As developers who have struggled with ever-changing requirements and seemingly impossible deadlines, Carbon LDP™ has been the platform we’ve always wanted. So, we built it. Now we can build apps faster, change them more readily, and integrate them wisely. In short, we can now build smarter solutions, and so can you.

Carbon LDP™ v5 is now available in two license tiers: Standard and Enterprise. The Standard edition is still free and has all features using a local file system database. The Enterprise edition features support for enterprise-class databases like Stardog and GraphDB™ for building apps that scale. You don’t have to go through years of study to understand Linked Data; we’ve done that for you and it’s all under the hood.

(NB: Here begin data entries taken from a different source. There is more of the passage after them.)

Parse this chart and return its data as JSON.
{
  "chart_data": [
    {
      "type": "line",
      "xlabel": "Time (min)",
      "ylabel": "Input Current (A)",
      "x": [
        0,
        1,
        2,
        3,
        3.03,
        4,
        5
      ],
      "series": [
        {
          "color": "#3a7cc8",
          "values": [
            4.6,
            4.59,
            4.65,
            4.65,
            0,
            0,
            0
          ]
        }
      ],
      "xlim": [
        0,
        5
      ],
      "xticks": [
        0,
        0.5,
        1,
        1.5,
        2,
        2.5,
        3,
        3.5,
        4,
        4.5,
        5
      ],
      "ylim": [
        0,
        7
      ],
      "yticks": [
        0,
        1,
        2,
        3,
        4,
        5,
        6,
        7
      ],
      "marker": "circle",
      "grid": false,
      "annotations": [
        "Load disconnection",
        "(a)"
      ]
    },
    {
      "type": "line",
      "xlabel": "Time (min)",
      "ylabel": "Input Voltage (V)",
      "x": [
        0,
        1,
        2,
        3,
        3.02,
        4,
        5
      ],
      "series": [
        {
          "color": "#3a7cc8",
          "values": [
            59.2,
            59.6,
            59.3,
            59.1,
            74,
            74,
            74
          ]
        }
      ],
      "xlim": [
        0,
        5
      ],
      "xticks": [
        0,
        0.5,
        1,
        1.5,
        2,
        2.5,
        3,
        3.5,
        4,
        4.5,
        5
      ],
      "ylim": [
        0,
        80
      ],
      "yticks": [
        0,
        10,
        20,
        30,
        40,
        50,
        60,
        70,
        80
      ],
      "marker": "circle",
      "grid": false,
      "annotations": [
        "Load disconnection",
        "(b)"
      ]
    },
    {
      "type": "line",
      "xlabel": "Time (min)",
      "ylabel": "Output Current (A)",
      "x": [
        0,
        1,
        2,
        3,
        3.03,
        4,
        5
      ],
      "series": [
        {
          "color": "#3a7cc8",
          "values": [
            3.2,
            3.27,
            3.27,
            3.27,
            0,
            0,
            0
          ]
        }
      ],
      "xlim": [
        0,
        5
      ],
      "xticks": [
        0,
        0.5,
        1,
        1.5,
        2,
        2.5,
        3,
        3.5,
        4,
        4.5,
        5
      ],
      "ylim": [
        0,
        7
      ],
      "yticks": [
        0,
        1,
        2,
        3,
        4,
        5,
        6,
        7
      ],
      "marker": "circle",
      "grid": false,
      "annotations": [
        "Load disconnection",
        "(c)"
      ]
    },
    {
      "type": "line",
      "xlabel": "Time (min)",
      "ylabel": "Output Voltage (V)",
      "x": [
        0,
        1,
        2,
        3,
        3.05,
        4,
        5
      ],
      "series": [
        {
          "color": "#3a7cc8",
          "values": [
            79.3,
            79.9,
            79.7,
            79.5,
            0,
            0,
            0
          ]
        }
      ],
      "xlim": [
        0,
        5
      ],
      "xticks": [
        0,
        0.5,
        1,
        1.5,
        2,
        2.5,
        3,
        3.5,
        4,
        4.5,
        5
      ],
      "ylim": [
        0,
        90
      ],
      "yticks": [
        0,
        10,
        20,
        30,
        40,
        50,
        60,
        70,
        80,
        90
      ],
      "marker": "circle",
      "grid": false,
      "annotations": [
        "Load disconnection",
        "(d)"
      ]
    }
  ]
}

With Carbon LDP, you can build robust, data-centric web apps using mostly front-end code and with a reduced need for server-side plumbing. With all that painful plumbing out of the way, you can build apps faster and focus on the parts that really matter, like the user experience.

I’m very proud of how far we’ve come with Carbon LDP™ and I think you’ll understand why if you simply try it for yourself. See our Quick start guide to learn how to run the free Standard edition or learn more at carbonldp.com. It has taken a long time to realize a vision that began almost thirteen-years ago, but the results speak for themselves. I’ve always said that things of lasting quality and value take time. Now that we’ve put in that time, we are finally reaping the benefits and we hope you will too.